Am Sonntag Bist Du Tot

Metadaten
Titel Am Sonntag bist du tot
Original Titel Calvary
Laufzeit 1 h 41 min
Zertifikation 16
Starttermin 24 März 2015

Kritik: Der deutsche Verleih Ascot Elite bewirbt die irische Produktion Am Sonntag Bist Du Tot mit zahlreichen Zitaten aus Presse-Stimmen, die von „schwarze Komödie“ (cinema) oder auch „herbem, schwarzen Humor“ (Tip Berlin) sprechen. Das erweckt schon mal einen komplett falschen Eindruck von dem eigentlichen FIlm. Am Sonntag Bist Du Tot ist intensiv, dramatisch, super gespielt, aber wenn er eines nicht ist, dann eine Komödie….auch keine schwarze.

Bereits der erste Satz des Films „Mit sieben Jahren schluckte ich das erste Mal Samen und wurde fünf Jahre in Mund und Arsch gefickt.“ macht bereits deutlich, dass das hier schon krasser Stoff ist. Dabei geht es vor allem um James Lavelle, einen Priester, der sich einer kaputten Welt und einer genauso kaputten Kirche entgegen stellt. Ein Thema das wohl aktueller kaum sein könnte.

Dabei scheint eigentlich jeder, einzelne Bewohner der kleinen irischen Gemeinde total daneben zu sein. Der schwarze Einwanderer, der Ehefrauen flachlegt und die Ehefrau, die sich flachlegen lässt. Der total perverse Homosexuelle, der für Geld alles macht und die depressive Tochter, die selbst ihren eigenen Suizid in den Sand gesetzt hat. All diese Menschen verurteilt James Lavelle nicht, sondern hat ein offenes Ohr und bietet Hilfe an.

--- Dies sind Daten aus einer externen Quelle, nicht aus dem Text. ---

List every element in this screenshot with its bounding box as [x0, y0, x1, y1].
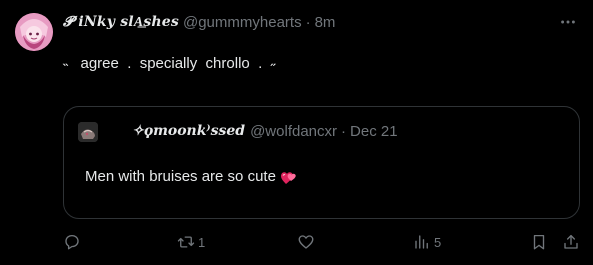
quoted-header: ✧ϙmoonk⁾ssed @wolfdancxr · Dec 21	[132, 122, 398, 140]
views-count: 5	[434, 234, 442, 250]
retweet-count: 1	[198, 234, 206, 250]
views-icon	[415, 235, 428, 249]
quoted-author-name: ✧ϙmoonk⁾ssed	[132, 123, 246, 139]
share-button[interactable]	[562, 230, 580, 254]
tweet-header: 𝓟 iNky slA͟shes @gummmyhearts · 8m	[63, 13, 335, 31]
like-icon	[298, 235, 314, 249]
quoted-text-row: Men with bruises are so cute	[85, 168, 298, 185]
avatar[interactable]	[15, 13, 53, 51]
reply-icon	[65, 234, 79, 250]
quoted-author-handle: @wolfdancxr	[250, 122, 338, 140]
author-name[interactable]: 𝓟 iNky slA͟shes	[63, 14, 179, 31]
more-icon[interactable]	[558, 12, 578, 32]
reply-button[interactable]	[63, 230, 84, 254]
action-bar: 1 5	[0, 230, 593, 254]
bookmark-button[interactable]	[530, 230, 548, 254]
quoted-text: Men with bruises are so cute	[85, 168, 276, 185]
views-button[interactable]: 5	[413, 230, 441, 254]
tweet-timestamp[interactable]: 8m	[315, 14, 336, 31]
separator-dot: ·	[305, 13, 311, 31]
quoted-timestamp: Dec 21	[350, 122, 398, 140]
quoted-separator-dot: ·	[341, 122, 347, 140]
bookmark-icon	[533, 234, 545, 250]
like-button[interactable]	[297, 230, 318, 254]
author-handle[interactable]: @gummmyhearts	[183, 14, 302, 31]
retweet-button[interactable]: 1	[177, 230, 205, 254]
retweet-icon	[177, 236, 195, 248]
quoted-tweet[interactable]: ✧ϙmoonk⁾ssed @wolfdancxr · Dec 21 Men wi…	[63, 106, 580, 219]
tweet-text: ˵ agree . specially chrollo . ˶	[63, 55, 276, 72]
tweet[interactable]: 𝓟 iNky slA͟shes @gummmyhearts · 8m ˵ agr…	[0, 0, 593, 265]
share-icon	[564, 234, 578, 249]
avatar-image	[15, 13, 53, 51]
quoted-avatar	[78, 122, 98, 142]
heart-emoji-icon	[280, 169, 298, 185]
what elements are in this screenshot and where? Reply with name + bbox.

Dabei wird ihm allerdings mehr und mehr klar, wie alleine er in seinem Kampf ist und so erwachen selbst in seiner, gläubigen Seele erste Zweifel an der Welt.

Der Zuschauer muss schon etwas Geduld mitbringen und sich auf die Dialoge einlassen können, denn ein actionreicher Film ist Am Sonntag Bist Du Tot bei Leibe nicht. Dafür aber ziemlich erdrückend und intensiv. Zu jeder Zeit schwebt die Bedrohung durch die Luft und alles scheint auf das unausweichliche Ende durch den Morde an einem unschuldigen Priester hinauszulaufen.

So wird James Lavelle zum Spiegel Jesu, der auf seinem Kreuzweg viele Stationen durchlaufen musste, stets festhaltend an seinem Glauben und stets an das Gute im Menschen glaubend. So überrascht es schon fast, dass der Film am Ende nicht überrascht und seinen erdrückenden, depressiven Grundtenor bis zur letzten Sekunde aufrecht erhält.

Dabei wird der Film getragen durch eine großartige Leistung der Darsteller, allen voran Brendan Gleeson (Raven) und Kelly Reilly (Eden Lake). Das ist schon großes Kino, was die beiden hier als Vater-Tochter-Gespann auf die Leinwand zaubern.

Fazit: Am Ende ist Am Sonntag Bist Du Tot kein unterhaltsamer Film, sondern eine Parabel des Glaubens, eine Kriegserklärung an den Moralverfall der Welt und ein intensives, aber anstrengendes Stück Film geworden, dass vor allem durch seine hervorragenden Darsteller punkten kann. Kein Film für Jedermann.